Samantha, “Sammie” as she is called at the barn, started the Hippotherapy at Equest in the Fall of 2003. Hippotherapy means “treatment with the help of a horse” and specifically at Equest refers to physical therapy on the back of a horse. Cindy Thomas, licensed physical therapist and the Hippotherapy specialist at Equest, recalls, “She was 2 years and 2 months old. At that time, her legs were in a very wide abduction, a common problem for children with Down syndrome, and Samantha’s wide stance created lateral bending of the trunk, meaning she shifted her upper body side to side to balance herself.”
Brenda knew that equine therapy was “It was an interesting therapy”, and once Sammie actually began the program, “we realized that traditional physical therapy- where they would put her on an exercise ball and kinda bounce her around” fell significantly short of what Hippotherapy offered her. At 2 years old, even wither regularly attending traditional physical therapy sessions, Samatha’s lack of muscle tone made it impossible for her to walk. “Once we got out to Equest, we realized that the horse is taking place of the therapy ball, and it’s just so much more interactive for her!
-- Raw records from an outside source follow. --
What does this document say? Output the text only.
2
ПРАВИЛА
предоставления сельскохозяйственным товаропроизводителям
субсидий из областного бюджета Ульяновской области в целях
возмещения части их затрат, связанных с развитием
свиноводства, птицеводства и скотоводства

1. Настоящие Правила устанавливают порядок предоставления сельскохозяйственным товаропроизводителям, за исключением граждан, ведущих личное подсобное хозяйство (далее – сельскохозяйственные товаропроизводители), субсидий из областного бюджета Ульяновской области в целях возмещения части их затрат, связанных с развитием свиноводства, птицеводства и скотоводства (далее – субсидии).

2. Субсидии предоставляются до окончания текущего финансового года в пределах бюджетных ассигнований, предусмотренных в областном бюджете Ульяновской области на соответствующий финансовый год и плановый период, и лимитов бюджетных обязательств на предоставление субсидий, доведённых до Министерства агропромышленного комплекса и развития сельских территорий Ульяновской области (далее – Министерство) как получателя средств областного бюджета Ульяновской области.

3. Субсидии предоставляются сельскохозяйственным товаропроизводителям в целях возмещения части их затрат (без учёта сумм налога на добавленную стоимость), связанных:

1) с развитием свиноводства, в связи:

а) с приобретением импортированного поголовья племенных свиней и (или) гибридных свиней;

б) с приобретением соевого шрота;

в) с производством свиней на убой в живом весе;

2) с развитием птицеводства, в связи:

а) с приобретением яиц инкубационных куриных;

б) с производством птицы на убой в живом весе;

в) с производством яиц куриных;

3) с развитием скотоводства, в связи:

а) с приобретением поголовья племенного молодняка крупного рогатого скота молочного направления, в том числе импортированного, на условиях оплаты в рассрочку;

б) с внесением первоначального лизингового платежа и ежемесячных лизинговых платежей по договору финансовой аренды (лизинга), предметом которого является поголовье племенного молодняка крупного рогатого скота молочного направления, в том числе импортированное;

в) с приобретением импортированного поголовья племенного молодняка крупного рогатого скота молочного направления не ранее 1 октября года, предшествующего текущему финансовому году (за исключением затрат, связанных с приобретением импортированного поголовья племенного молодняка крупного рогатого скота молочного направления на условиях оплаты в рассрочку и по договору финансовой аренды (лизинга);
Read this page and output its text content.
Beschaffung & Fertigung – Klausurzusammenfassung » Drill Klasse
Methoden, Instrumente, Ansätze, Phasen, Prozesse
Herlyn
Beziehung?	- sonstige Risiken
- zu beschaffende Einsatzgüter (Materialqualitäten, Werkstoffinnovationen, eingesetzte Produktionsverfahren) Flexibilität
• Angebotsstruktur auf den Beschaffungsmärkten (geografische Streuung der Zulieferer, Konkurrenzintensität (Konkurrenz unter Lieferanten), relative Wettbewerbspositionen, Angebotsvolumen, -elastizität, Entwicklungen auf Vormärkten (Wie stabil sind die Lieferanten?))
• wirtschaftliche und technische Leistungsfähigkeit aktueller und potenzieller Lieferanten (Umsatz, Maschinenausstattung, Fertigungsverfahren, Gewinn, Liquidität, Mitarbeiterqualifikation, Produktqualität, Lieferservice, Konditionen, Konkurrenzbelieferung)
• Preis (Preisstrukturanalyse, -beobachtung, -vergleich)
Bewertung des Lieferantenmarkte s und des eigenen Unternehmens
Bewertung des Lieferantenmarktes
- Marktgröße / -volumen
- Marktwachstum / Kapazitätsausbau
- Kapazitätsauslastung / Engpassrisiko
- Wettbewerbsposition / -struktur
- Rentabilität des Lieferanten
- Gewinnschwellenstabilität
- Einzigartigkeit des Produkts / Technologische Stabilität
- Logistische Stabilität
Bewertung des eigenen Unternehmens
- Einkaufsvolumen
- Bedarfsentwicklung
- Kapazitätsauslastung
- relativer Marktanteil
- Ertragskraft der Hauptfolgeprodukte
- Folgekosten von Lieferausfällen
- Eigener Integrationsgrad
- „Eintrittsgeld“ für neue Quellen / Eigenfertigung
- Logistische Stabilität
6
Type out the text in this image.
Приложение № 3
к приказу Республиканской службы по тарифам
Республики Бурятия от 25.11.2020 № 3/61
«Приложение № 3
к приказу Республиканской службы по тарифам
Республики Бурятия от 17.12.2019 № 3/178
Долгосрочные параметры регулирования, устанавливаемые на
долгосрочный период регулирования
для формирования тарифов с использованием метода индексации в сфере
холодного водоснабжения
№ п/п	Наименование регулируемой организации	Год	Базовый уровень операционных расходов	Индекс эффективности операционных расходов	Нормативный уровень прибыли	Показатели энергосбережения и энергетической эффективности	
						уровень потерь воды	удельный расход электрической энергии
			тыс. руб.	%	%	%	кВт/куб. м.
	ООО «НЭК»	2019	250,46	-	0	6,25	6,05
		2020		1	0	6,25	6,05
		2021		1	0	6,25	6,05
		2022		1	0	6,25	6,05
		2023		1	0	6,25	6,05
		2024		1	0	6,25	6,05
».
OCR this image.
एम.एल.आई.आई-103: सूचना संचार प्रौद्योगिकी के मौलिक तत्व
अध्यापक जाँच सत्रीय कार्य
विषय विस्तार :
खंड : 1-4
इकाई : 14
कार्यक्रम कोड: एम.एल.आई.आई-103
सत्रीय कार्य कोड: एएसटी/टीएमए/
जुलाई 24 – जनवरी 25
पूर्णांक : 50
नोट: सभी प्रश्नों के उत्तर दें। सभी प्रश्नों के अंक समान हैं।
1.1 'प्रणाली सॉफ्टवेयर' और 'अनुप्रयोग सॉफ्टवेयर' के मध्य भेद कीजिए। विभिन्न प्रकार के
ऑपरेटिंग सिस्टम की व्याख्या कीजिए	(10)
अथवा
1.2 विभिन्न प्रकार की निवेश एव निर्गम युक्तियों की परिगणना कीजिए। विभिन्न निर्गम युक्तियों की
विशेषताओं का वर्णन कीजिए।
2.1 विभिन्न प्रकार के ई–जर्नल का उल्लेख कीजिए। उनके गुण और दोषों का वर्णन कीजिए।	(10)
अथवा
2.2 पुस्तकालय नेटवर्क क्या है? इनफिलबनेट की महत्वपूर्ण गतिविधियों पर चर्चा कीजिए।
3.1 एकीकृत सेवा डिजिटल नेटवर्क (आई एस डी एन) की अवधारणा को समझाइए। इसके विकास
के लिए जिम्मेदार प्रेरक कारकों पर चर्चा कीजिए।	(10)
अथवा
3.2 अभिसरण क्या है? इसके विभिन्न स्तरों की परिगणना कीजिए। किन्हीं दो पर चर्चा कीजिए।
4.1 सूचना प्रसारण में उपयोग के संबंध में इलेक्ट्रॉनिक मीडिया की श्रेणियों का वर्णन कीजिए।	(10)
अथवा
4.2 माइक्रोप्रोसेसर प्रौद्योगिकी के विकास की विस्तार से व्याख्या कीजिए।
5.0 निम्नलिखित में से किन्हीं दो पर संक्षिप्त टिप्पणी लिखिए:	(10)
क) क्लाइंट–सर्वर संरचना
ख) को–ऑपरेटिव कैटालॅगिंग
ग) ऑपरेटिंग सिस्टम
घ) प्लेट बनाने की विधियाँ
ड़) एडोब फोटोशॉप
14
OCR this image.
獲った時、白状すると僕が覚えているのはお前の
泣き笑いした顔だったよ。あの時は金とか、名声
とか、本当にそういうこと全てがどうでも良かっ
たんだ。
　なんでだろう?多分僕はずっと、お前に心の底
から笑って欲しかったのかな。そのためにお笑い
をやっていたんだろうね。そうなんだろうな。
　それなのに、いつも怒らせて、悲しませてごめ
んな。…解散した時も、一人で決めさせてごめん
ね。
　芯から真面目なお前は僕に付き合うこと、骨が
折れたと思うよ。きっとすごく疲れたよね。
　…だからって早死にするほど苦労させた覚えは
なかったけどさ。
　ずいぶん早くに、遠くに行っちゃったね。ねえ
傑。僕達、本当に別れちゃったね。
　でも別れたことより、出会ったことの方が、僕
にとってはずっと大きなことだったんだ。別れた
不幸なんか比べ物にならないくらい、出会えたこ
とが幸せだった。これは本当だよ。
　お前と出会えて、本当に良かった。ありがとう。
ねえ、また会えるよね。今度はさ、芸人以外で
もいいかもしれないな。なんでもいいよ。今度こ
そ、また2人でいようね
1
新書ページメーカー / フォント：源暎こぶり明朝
With the sights and sounds of the horse and the barn, plus interacting with the volunteers that are sidewalking alongside of her, Hippotherapy just became therapy she didn’t realize was therapy!”
“Sammie entered into the Hippotherapy program and the wonderful news was that by the end her first session she went from kneeling to half kneeling, to standing on the back of the horse – which is typically a 2 year movement pattern!” marvels Cindy Thomas.
Although she has a cognitive delay that affects her processing skills, her biggest hurdle in life has been low muscle tone that affects every muscle in her body. Cindy Thomas remembers how quickly Sammie’s strength and muscle tone improved, “Therapeutic riding doesn’t start until age four in our program. Samantha progressed with such speed that even though she began Hippotherapy at age 2, she was ready for therapeutic sports riding right at age 4.”
Since Sammie has sat in the saddle, she has continually delighted the staff at Equest with her heart and spirit. The toddler who didn’t have the core strength to hold her body straight is now an active member of Equest Show Team, and competes at regional horse shows on a regular basis. Brittany Aspen, Samantha’s Certified Therapeutic Riding Instructor, states, “Going to competitions is really important. It’s Sammie’s chance to show her progress and what she can do. It’s a very nerve racking and fun experience. It gives her a chance to be independent and do what able-bodied riders can do. We all go to shows and show what we know – and Sammie can do it, too!” Brenda says, “Samantha’s progress wouldn’t be possible without the program at Equest and all the wonderful volunteers and therapy horses that have helped her each week! Thank you all!”